For the longest time, NRIs have been a symbol of ‘brain drain’. NRIs study in India and work outside. They are educated in India, but serve the foreign land. The question we need to ask here is whether studying in the Indian education system leads to learning, on a global scale?

It is extremely necessary to go out and expose yourself to the world. One cannot put enough emphasis on how important it is to explore, know, learn, observe and understand how the world functions. Let’s remember a few great legends who were and are at times, NRIs – for instance, Kalpana Chawla and even Gandhi! yes, our own bapu was once an NRI. What’s more?

There are a few more honorable mentions. The founder and creator of Hotmail is Sabeer Bhatia, an Indian. The co-founder of Sun Microsystems is an Indian – Vinod Khosla. The creator of the Pentium chip is also an Indian – Vinod Dham. Narinder Singh Kapany, a Punjab-born genius, is known for his contribution to the field of fibre optics. Har Gobind Khorana, an IndoAmerican biochemist born in Raipur, Punjab, bagged the Nobel Prize for Physiology or Medicine in 1968, for cracking the genetic code along with Robert Holley and Marshall Nirenberg.

An Indo-Canadian of the Sikh community, Harjit Sajjan, also got appointed as the defence minister of Canada in 2015. The sheer number of NRIs notwithstanding, these are some of the NRIs who have made India proud.

Not only are they doing exceptionally good in their respective fields, they are also supporting the Indian economy at the same time. Despite a steep drop in the global remittances to India in 2016, India has received $65.5 billion in the past year. A report by wealth consultancy WealthInsight stated that the number of NRIs with millionaire status last year was 2.36 lakh, with an average wealth of over $3.83 million.

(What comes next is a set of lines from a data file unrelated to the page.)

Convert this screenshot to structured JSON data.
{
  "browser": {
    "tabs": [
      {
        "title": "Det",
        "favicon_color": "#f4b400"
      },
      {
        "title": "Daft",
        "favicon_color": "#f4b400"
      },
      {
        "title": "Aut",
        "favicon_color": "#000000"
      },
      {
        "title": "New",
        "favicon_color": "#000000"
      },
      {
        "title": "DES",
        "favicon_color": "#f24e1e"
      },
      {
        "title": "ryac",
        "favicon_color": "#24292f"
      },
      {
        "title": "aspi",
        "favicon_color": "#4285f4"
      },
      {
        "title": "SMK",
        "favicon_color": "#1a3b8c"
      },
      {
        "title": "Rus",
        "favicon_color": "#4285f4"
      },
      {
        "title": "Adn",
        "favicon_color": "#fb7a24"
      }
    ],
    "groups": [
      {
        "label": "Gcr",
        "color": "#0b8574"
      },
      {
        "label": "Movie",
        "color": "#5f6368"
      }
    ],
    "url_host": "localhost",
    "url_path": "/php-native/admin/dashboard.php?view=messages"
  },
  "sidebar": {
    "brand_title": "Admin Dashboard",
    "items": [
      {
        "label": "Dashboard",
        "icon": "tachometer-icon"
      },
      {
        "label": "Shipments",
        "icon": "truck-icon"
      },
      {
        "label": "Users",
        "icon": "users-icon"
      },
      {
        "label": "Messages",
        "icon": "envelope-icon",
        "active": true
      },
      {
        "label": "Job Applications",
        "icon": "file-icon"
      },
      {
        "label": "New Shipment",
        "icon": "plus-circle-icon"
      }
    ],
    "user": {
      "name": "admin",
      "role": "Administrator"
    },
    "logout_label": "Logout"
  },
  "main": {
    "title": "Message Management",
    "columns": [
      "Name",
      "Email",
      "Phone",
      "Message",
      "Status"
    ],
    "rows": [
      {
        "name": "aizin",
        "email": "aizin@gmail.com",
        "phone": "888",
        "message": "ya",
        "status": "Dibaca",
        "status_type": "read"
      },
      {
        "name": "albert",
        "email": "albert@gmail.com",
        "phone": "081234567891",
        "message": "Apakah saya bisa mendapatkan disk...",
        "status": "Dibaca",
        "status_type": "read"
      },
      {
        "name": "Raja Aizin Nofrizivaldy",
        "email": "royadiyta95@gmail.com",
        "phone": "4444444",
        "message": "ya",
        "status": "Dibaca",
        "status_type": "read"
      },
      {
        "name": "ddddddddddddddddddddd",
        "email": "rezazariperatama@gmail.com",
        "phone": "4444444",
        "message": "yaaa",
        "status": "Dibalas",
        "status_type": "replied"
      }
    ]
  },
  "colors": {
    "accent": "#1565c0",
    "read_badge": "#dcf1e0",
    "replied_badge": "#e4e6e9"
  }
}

The total NRI population was pegged at around 28 million. The US accounted for the largest proportion of NRI millionaires with a total of 133,564 or 56.5% share, followed by the UK with a 0.7% share. Other countries with a significant number of NRI millionaires include the UAe, Canada, Hong Kong, Singapore, Indonesia and Japan. The total wealth of NRI millionaires was estimated at some $915 billion in 2015 and is expected to reach $1.4 trillion by 2019. Remittances from NRIs are often used for investments in stocks, term deposits, land and property.

The NRIs often return with lots of knowledge, potential and passion to drive change, which they often exhibit through entrepreneurial and charitable activities. The NRIs around the world, thus, have made contributions not only to the development of their country of residence, but also to the development of India.

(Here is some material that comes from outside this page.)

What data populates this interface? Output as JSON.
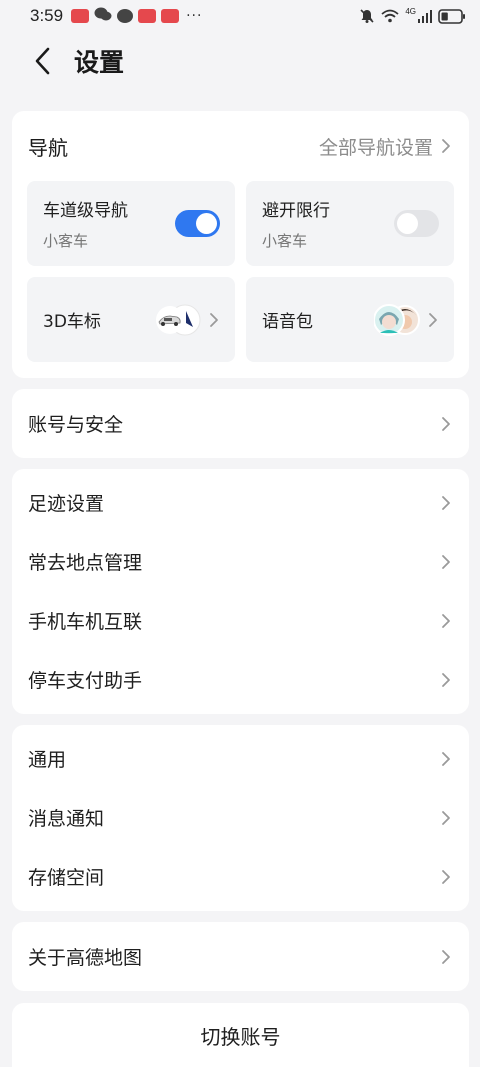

An analysis of these facts and figures shows that this is not ‘brain drain’ – rather it’s a significant ‘brain gain’. NRIs also take their Indian roots along with them, wherever they go, thereby, contributing to the dispersal and popularization of Indian cultures and traditions all around the world. Most importantly, they often earn recognition and respect for India and its citizens at the global scene.

Every time an NRI achieves something, it is a plus point for India too! They are really helping India become more global. Let’s break the ‘brain drain’ stereotype and feel proud of the ‘global Indians’!